Adquiriendo conciencia sobre la gravedad de la situación, Iron Idem (o, al menos, la persona que había bajo la peluca de ese presentador de éxito y prestigio) decide actuar, escogiendo como escenario más apropiado la fiesta de despedida de los marcianos. Irrumpe en el escenario y, después de ser aclamado como el ídolo de masas que es, comienza un discurso que transcribimos por su poder, pero también por su pertinencia actual:

“Parece que os estáis despidiendo de los marcianos. Yo también quiero despedirme de vosotros. Pero eso no es motivo de tristeza. Simplemente, a partir de mañana, vais a querer a alguien diferente. ¿Sabéis por qué me queréis? Cuanto más estúpido era mi programa, os sentíais más sabios. Y, precisamente, se trataba de eso. Del caos de la tele escogéis las verdades que consideráis convenientes. Asimiláis sólo lo que os afirma en la convicción de que la pasividad es virtud y necesidad. Porque es precisamente en lo que queréis creer. Lloráis, tenéis lástima de vosotros, ¿y qué hacéis entonces? Os sentáis frente del televisor y os sentís absueltos, más humanos que los que estáis mirando. Pero veis iguales que vosotros. Iguales de hipócritas, iguales de débiles, iguales de sumisos. La televisión está creada a imagen de vosotros.

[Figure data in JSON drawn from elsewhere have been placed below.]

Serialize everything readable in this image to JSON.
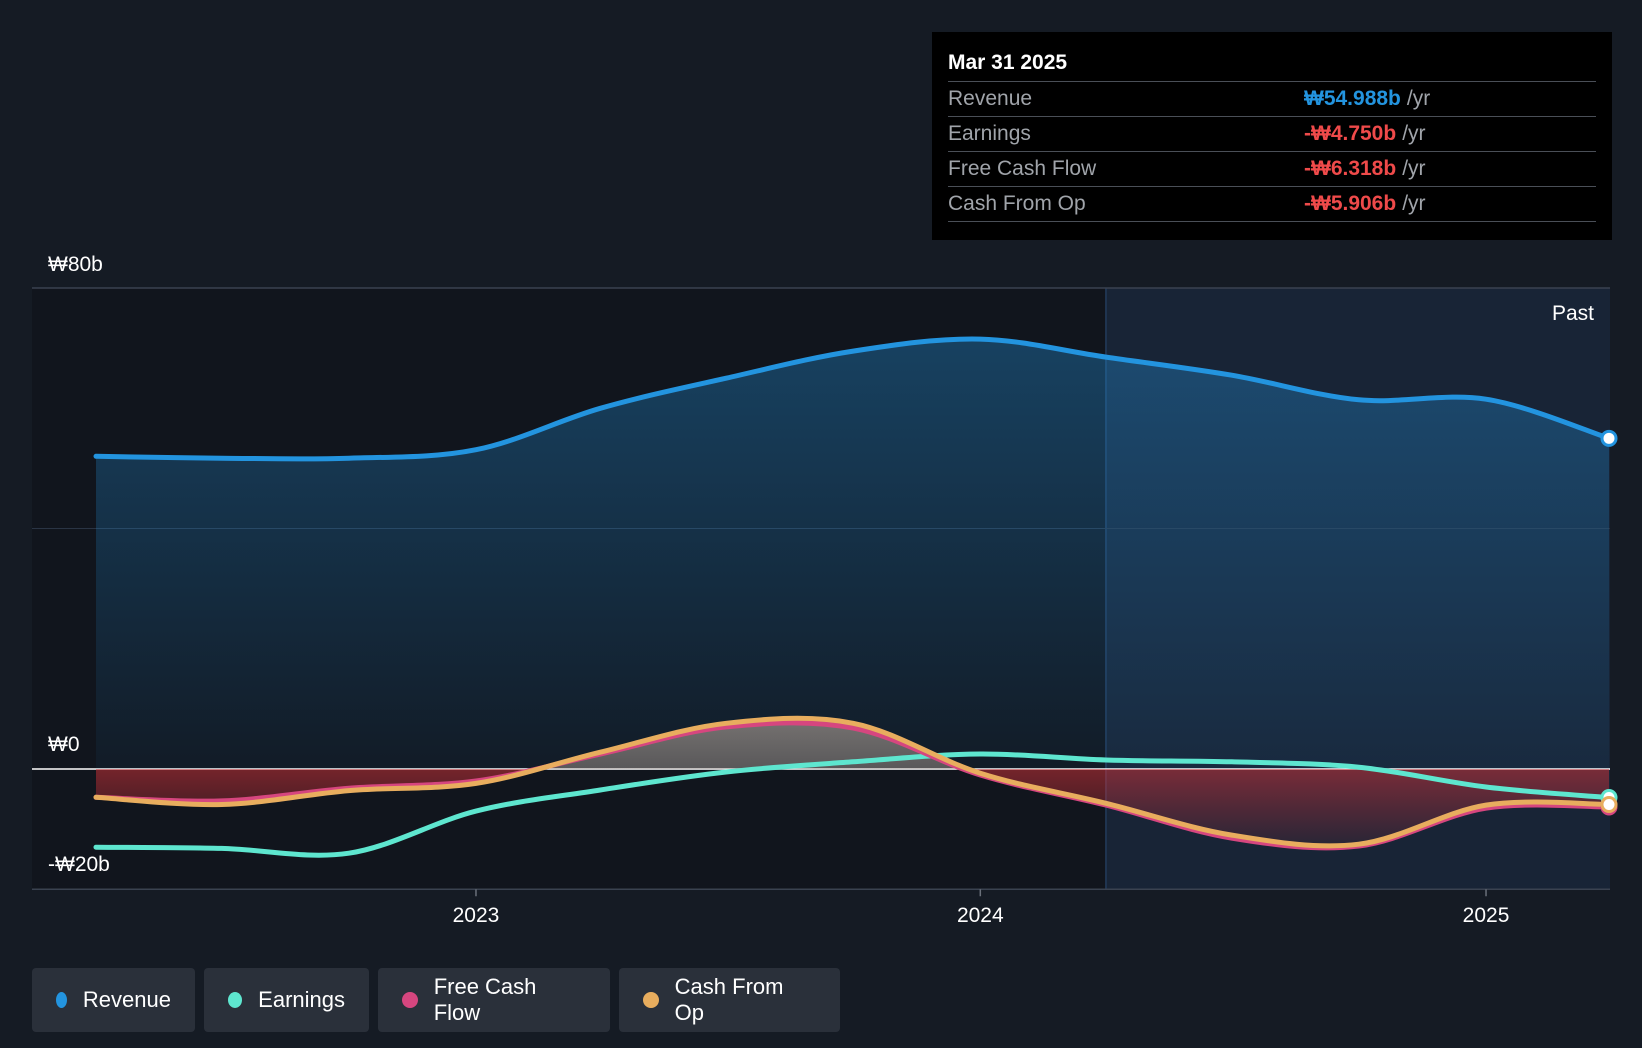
{
  "chart_data": {
    "type": "area",
    "x": [
      "2022-04-01",
      "2022-07-01",
      "2022-10-01",
      "2023-01-01",
      "2023-04-01",
      "2023-07-01",
      "2023-10-01",
      "2024-01-01",
      "2024-04-01",
      "2024-07-01",
      "2024-10-01",
      "2025-01-01",
      "2025-03-31"
    ],
    "x_ticks": [
      {
        "value": "2023-01-01",
        "label": "2023"
      },
      {
        "value": "2024-01-01",
        "label": "2024"
      },
      {
        "value": "2025-01-01",
        "label": "2025"
      }
    ],
    "y_ticks": [
      {
        "value": 80,
        "label": "₩80b"
      },
      {
        "value": 0,
        "label": "₩0"
      },
      {
        "value": -20,
        "label": "-₩20b"
      }
    ],
    "ylim": [
      -20,
      80
    ],
    "xlim": [
      "2022-04-01",
      "2025-03-31"
    ],
    "unit": "₩ billions",
    "forecast_label": "Past",
    "series": [
      {
        "name": "Revenue",
        "color": "#2394df",
        "values": [
          52.0,
          51.7,
          51.7,
          53.1,
          60.0,
          65.0,
          69.5,
          71.5,
          68.5,
          65.5,
          61.4,
          61.5,
          55.0
        ]
      },
      {
        "name": "Earnings",
        "color": "#5ee6cf",
        "values": [
          -13.0,
          -13.2,
          -14.0,
          -7.0,
          -3.5,
          -0.5,
          1.2,
          2.5,
          1.5,
          1.2,
          0.3,
          -3.0,
          -4.75
        ]
      },
      {
        "name": "Free Cash Flow",
        "color": "#d6467f",
        "values": [
          -4.7,
          -5.3,
          -3.2,
          -2.0,
          2.5,
          7.0,
          6.8,
          -1.0,
          -6.0,
          -11.5,
          -12.8,
          -6.5,
          -6.32
        ]
      },
      {
        "name": "Cash From Op",
        "color": "#e8ad5e",
        "values": [
          -4.7,
          -5.9,
          -3.6,
          -2.4,
          2.8,
          7.6,
          7.6,
          -0.7,
          -5.7,
          -11.0,
          -12.5,
          -6.0,
          -5.91
        ]
      }
    ]
  },
  "tooltip": {
    "date": "Mar 31 2025",
    "rows": [
      {
        "label": "Revenue",
        "value": "₩54.988b",
        "unit": "/yr",
        "color": "#2394df"
      },
      {
        "label": "Earnings",
        "value": "-₩4.750b",
        "unit": "/yr",
        "color": "#ef4a4a"
      },
      {
        "label": "Free Cash Flow",
        "value": "-₩6.318b",
        "unit": "/yr",
        "color": "#ef4a4a"
      },
      {
        "label": "Cash From Op",
        "value": "-₩5.906b",
        "unit": "/yr",
        "color": "#ef4a4a"
      }
    ]
  },
  "legend": [
    {
      "label": "Revenue",
      "color": "#2394df"
    },
    {
      "label": "Earnings",
      "color": "#5ee6cf"
    },
    {
      "label": "Free Cash Flow",
      "color": "#d6467f"
    },
    {
      "label": "Cash From Op",
      "color": "#e8ad5e"
    }
  ]
}
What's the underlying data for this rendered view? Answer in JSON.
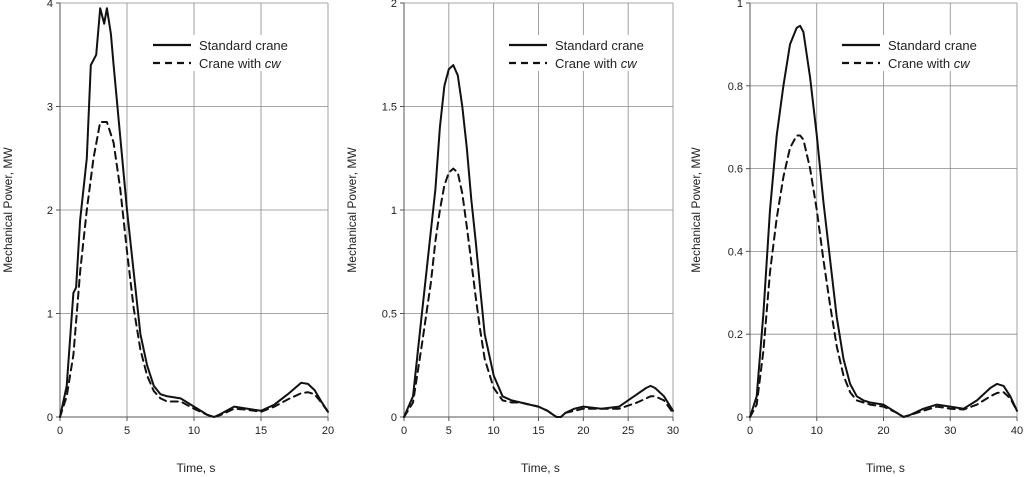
{
  "chart_data": [
    {
      "type": "line",
      "xlabel": "Time, s",
      "ylabel": "Mechanical Power, MW",
      "xlim": [
        0,
        20
      ],
      "ylim": [
        0,
        4
      ],
      "xticks": [
        0,
        5,
        10,
        15,
        20
      ],
      "yticks": [
        0,
        1,
        2,
        3,
        4
      ],
      "grid": true,
      "legend": "top-right",
      "series": [
        {
          "name": "Standard crane",
          "style": "solid",
          "x": [
            0,
            0.5,
            1,
            1.2,
            1.5,
            2,
            2.3,
            2.7,
            3,
            3.3,
            3.5,
            3.8,
            4,
            4.5,
            5,
            5.5,
            6,
            6.5,
            7,
            7.5,
            8,
            9,
            10,
            11,
            11.5,
            12,
            13,
            14,
            15,
            16,
            17,
            18,
            18.5,
            19,
            19.5,
            20
          ],
          "y": [
            0,
            0.3,
            1.2,
            1.25,
            1.9,
            2.5,
            3.4,
            3.5,
            3.95,
            3.8,
            3.95,
            3.7,
            3.4,
            2.7,
            2.0,
            1.4,
            0.8,
            0.5,
            0.3,
            0.22,
            0.2,
            0.18,
            0.1,
            0.02,
            0.0,
            0.03,
            0.1,
            0.08,
            0.06,
            0.12,
            0.22,
            0.33,
            0.32,
            0.26,
            0.15,
            0.05
          ]
        },
        {
          "name": "Crane with cw",
          "style": "dashed",
          "x": [
            0,
            0.5,
            1,
            1.5,
            2,
            2.5,
            3,
            3.5,
            4,
            4.5,
            5,
            5.5,
            6,
            6.5,
            7,
            7.5,
            8,
            9,
            10,
            11,
            11.5,
            12,
            13,
            14,
            15,
            16,
            17,
            18,
            18.5,
            19,
            19.5,
            20
          ],
          "y": [
            0,
            0.2,
            0.6,
            1.4,
            2.0,
            2.5,
            2.85,
            2.85,
            2.65,
            2.2,
            1.6,
            1.05,
            0.65,
            0.4,
            0.25,
            0.18,
            0.15,
            0.15,
            0.08,
            0.02,
            0.0,
            0.02,
            0.08,
            0.07,
            0.05,
            0.1,
            0.17,
            0.23,
            0.24,
            0.22,
            0.14,
            0.05
          ]
        }
      ]
    },
    {
      "type": "line",
      "xlabel": "Time, s",
      "ylabel": "Mechanical Power, MW",
      "xlim": [
        0,
        30
      ],
      "ylim": [
        0,
        2
      ],
      "xticks": [
        0,
        5,
        10,
        15,
        20,
        25,
        30
      ],
      "yticks": [
        0,
        0.5,
        1,
        1.5,
        2
      ],
      "grid": true,
      "legend": "top-right",
      "series": [
        {
          "name": "Standard crane",
          "style": "solid",
          "x": [
            0,
            1,
            2,
            3,
            3.5,
            4,
            4.5,
            5,
            5.5,
            6,
            6.5,
            7,
            7.5,
            8,
            8.5,
            9,
            10,
            11,
            12,
            13,
            14,
            15,
            16,
            17,
            17.5,
            18,
            19,
            20,
            22,
            24,
            26,
            27,
            27.5,
            28,
            29,
            30
          ],
          "y": [
            0,
            0.1,
            0.5,
            0.9,
            1.1,
            1.4,
            1.6,
            1.68,
            1.7,
            1.65,
            1.5,
            1.3,
            1.05,
            0.85,
            0.62,
            0.4,
            0.2,
            0.1,
            0.08,
            0.07,
            0.06,
            0.05,
            0.03,
            0.0,
            0.0,
            0.02,
            0.04,
            0.05,
            0.04,
            0.05,
            0.11,
            0.14,
            0.15,
            0.14,
            0.1,
            0.03
          ]
        },
        {
          "name": "Crane with cw",
          "style": "dashed",
          "x": [
            0,
            1,
            2,
            3,
            3.5,
            4,
            4.5,
            5,
            5.5,
            6,
            6.5,
            7,
            7.5,
            8,
            8.5,
            9,
            10,
            11,
            12,
            13,
            14,
            15,
            16,
            17,
            17.5,
            18,
            19,
            20,
            22,
            24,
            26,
            27,
            27.5,
            28,
            29,
            30
          ],
          "y": [
            0,
            0.07,
            0.35,
            0.65,
            0.85,
            1.0,
            1.12,
            1.18,
            1.2,
            1.18,
            1.08,
            0.92,
            0.75,
            0.58,
            0.42,
            0.28,
            0.14,
            0.08,
            0.07,
            0.07,
            0.06,
            0.05,
            0.03,
            0.0,
            0.0,
            0.02,
            0.03,
            0.04,
            0.04,
            0.04,
            0.07,
            0.09,
            0.1,
            0.1,
            0.08,
            0.02
          ]
        }
      ]
    },
    {
      "type": "line",
      "xlabel": "Time, s",
      "ylabel": "Mechanical Power, MW",
      "xlim": [
        0,
        40
      ],
      "ylim": [
        0,
        1
      ],
      "xticks": [
        0,
        10,
        20,
        30,
        40
      ],
      "yticks": [
        0,
        0.2,
        0.4,
        0.6,
        0.8,
        1
      ],
      "grid": true,
      "legend": "top-right",
      "series": [
        {
          "name": "Standard crane",
          "style": "solid",
          "x": [
            0,
            1,
            2,
            3,
            4,
            5,
            6,
            7,
            7.5,
            8,
            9,
            10,
            11,
            12,
            13,
            14,
            15,
            16,
            17,
            18,
            20,
            22,
            23,
            24,
            26,
            28,
            30,
            32,
            34,
            36,
            37,
            38,
            39,
            40
          ],
          "y": [
            0,
            0.05,
            0.25,
            0.5,
            0.68,
            0.8,
            0.9,
            0.94,
            0.945,
            0.93,
            0.82,
            0.68,
            0.52,
            0.38,
            0.24,
            0.14,
            0.08,
            0.05,
            0.04,
            0.035,
            0.03,
            0.01,
            0.0,
            0.005,
            0.02,
            0.03,
            0.025,
            0.02,
            0.04,
            0.07,
            0.08,
            0.075,
            0.05,
            0.015
          ]
        },
        {
          "name": "Crane with cw",
          "style": "dashed",
          "x": [
            0,
            1,
            2,
            3,
            4,
            5,
            6,
            7,
            7.5,
            8,
            9,
            10,
            11,
            12,
            13,
            14,
            15,
            16,
            17,
            18,
            20,
            22,
            23,
            24,
            26,
            28,
            30,
            32,
            34,
            36,
            37,
            38,
            39,
            40
          ],
          "y": [
            0,
            0.03,
            0.16,
            0.35,
            0.48,
            0.58,
            0.65,
            0.68,
            0.68,
            0.67,
            0.6,
            0.5,
            0.38,
            0.27,
            0.17,
            0.1,
            0.06,
            0.04,
            0.035,
            0.03,
            0.025,
            0.01,
            0.0,
            0.005,
            0.015,
            0.025,
            0.02,
            0.018,
            0.03,
            0.05,
            0.058,
            0.06,
            0.045,
            0.015
          ]
        }
      ]
    }
  ],
  "legend_labels": {
    "standard": "Standard crane",
    "cw_prefix": "Crane with ",
    "cw_italic": "cw"
  }
}
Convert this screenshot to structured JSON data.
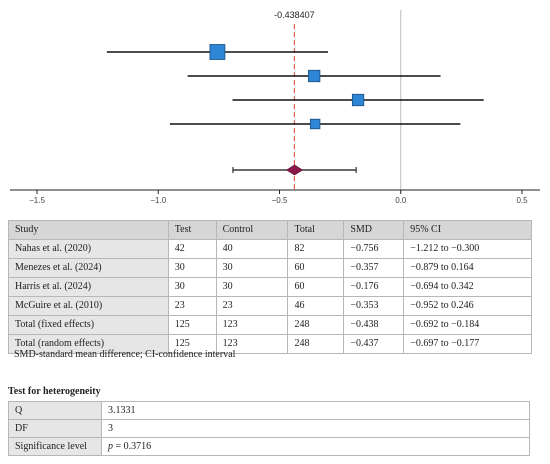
{
  "chart_data": {
    "type": "forest",
    "pooled_label": "-0.438407",
    "ref_line": 0.0,
    "pooled_line": -0.438407,
    "xlim": [
      -1.5,
      0.5
    ],
    "x_ticks": [
      -1.5,
      -1.0,
      -0.5,
      0.0,
      0.5
    ],
    "x_tick_labels": [
      "−1.5",
      "−1.0",
      "−0.5",
      "0.0",
      "0.5"
    ],
    "studies": [
      {
        "smd": -0.756,
        "lo": -1.212,
        "hi": -0.3,
        "weight": 82
      },
      {
        "smd": -0.357,
        "lo": -0.879,
        "hi": 0.164,
        "weight": 60
      },
      {
        "smd": -0.176,
        "lo": -0.694,
        "hi": 0.342,
        "weight": 60
      },
      {
        "smd": -0.353,
        "lo": -0.952,
        "hi": 0.246,
        "weight": 46
      }
    ],
    "pooled": {
      "smd": -0.438,
      "lo": -0.692,
      "hi": -0.184
    },
    "colors": {
      "box": "#2f86d6",
      "box_border": "#1b4f80",
      "diamond": "#8b1a4a",
      "pooled_line": "#e0604e",
      "ref_line": "#bbbbbb"
    }
  },
  "table": {
    "headers": [
      "Study",
      "Test",
      "Control",
      "Total",
      "SMD",
      "95% CI"
    ],
    "rows": [
      [
        "Nahas et al. (2020)",
        "42",
        "40",
        "82",
        "−0.756",
        "−1.212 to −0.300"
      ],
      [
        "Menezes et al. (2024)",
        "30",
        "30",
        "60",
        "−0.357",
        "−0.879 to 0.164"
      ],
      [
        "Harris et al. (2024)",
        "30",
        "30",
        "60",
        "−0.176",
        "−0.694 to 0.342"
      ],
      [
        "McGuire et al. (2010)",
        "23",
        "23",
        "46",
        "−0.353",
        "−0.952 to 0.246"
      ],
      [
        "Total (fixed effects)",
        "125",
        "123",
        "248",
        "−0.438",
        "−0.692 to −0.184"
      ],
      [
        "Total (random effects)",
        "125",
        "123",
        "248",
        "−0.437",
        "−0.697 to −0.177"
      ]
    ]
  },
  "footnote": "SMD-standard mean difference; CI-confidence interval",
  "heterogeneity": {
    "title": "Test for heterogeneity",
    "q_label": "Q",
    "q_value": "3.1331",
    "df_label": "DF",
    "df_value": "3",
    "sig_label": "Significance level",
    "sig_p": "p",
    "sig_value": " = 0.3716"
  }
}
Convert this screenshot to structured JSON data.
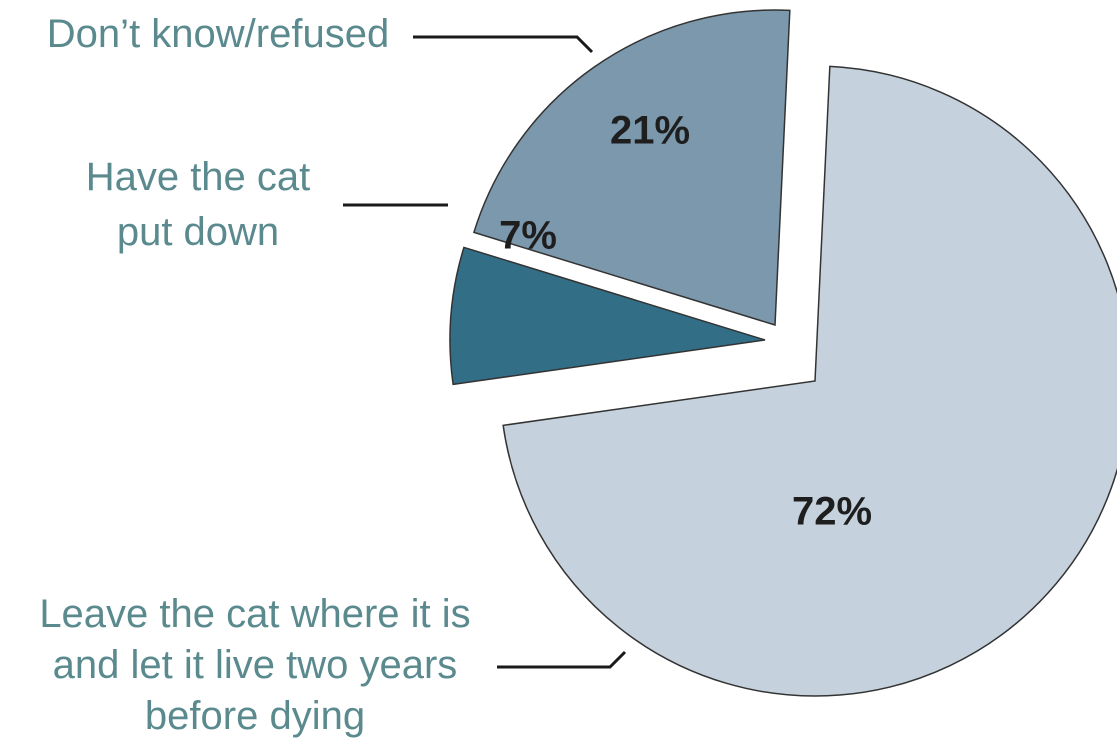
{
  "chart_data": {
    "type": "pie",
    "slices": [
      {
        "key": "leave",
        "label_lines": [
          "Leave the cat where it is",
          "and let it live two years",
          "before dying"
        ],
        "value": 72,
        "value_label": "72%",
        "color": "#c5d2de"
      },
      {
        "key": "put_down",
        "label_lines": [
          "Have the cat",
          "put down"
        ],
        "value": 7,
        "value_label": "7%",
        "color": "#336e87"
      },
      {
        "key": "dont_know",
        "label_lines": [
          "Don’t know/refused"
        ],
        "value": 21,
        "value_label": "21%",
        "color": "#7b98ac"
      }
    ],
    "exploded": true,
    "label_color": "#5a8a8e"
  }
}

Dejad de ser una multitud de imbéciles. […] Estáis aturdidos, sin voluntad propia. Os mandan donar la sangre, la donáis. Os mandan andar a cuatro patas, lo haríais. Venderíais la dignidad, la honradez, para tener un televisor más grande, para recibir las migajas del poder. Cada uno de vosotros quiere gobernar y cada uno es esclavo. Cada uno es violado, pero lo único que quiere es violar a otros. ¿En qué sois distintos a los que escupís? ¡En nada! ¡Somos idénticos!”.

Su arenga es truncada por la acción policial, mientras el público arroja a nuestro protagonista todo tipo de objetos por haber interrumpido de esa manera el espectáculo. La explicación de esta actitud se la dará el realizador de la retransmisión, dentro de su cabina de control: “Te falta tacto. No retendrán en la memoria nada de lo que dijiste. Es una lástima. ¿Con qué contabas? ¿Has olvidado por qué nos quieren? Porque les damos la ficción”. O, lo que es lo mismo, el dulce sabor del caramelo envenenado, que adquiere su verdadero amargor hacia el final de la representación: la última mirada a cámara del protagonista nos revela el carácter fantasioso de lo narrado, pero también una rutina de preguntas a las que el espectador (fundamentalmente, el de la Polonia de aquel momento) deberá responder: lo que acabamos de ver, ¿es lo que podría pasar... lo que pasará... o lo que está pasando? La respuesta que cada uno se dé condicionará, sin duda, su puesto en el «nuevo orden».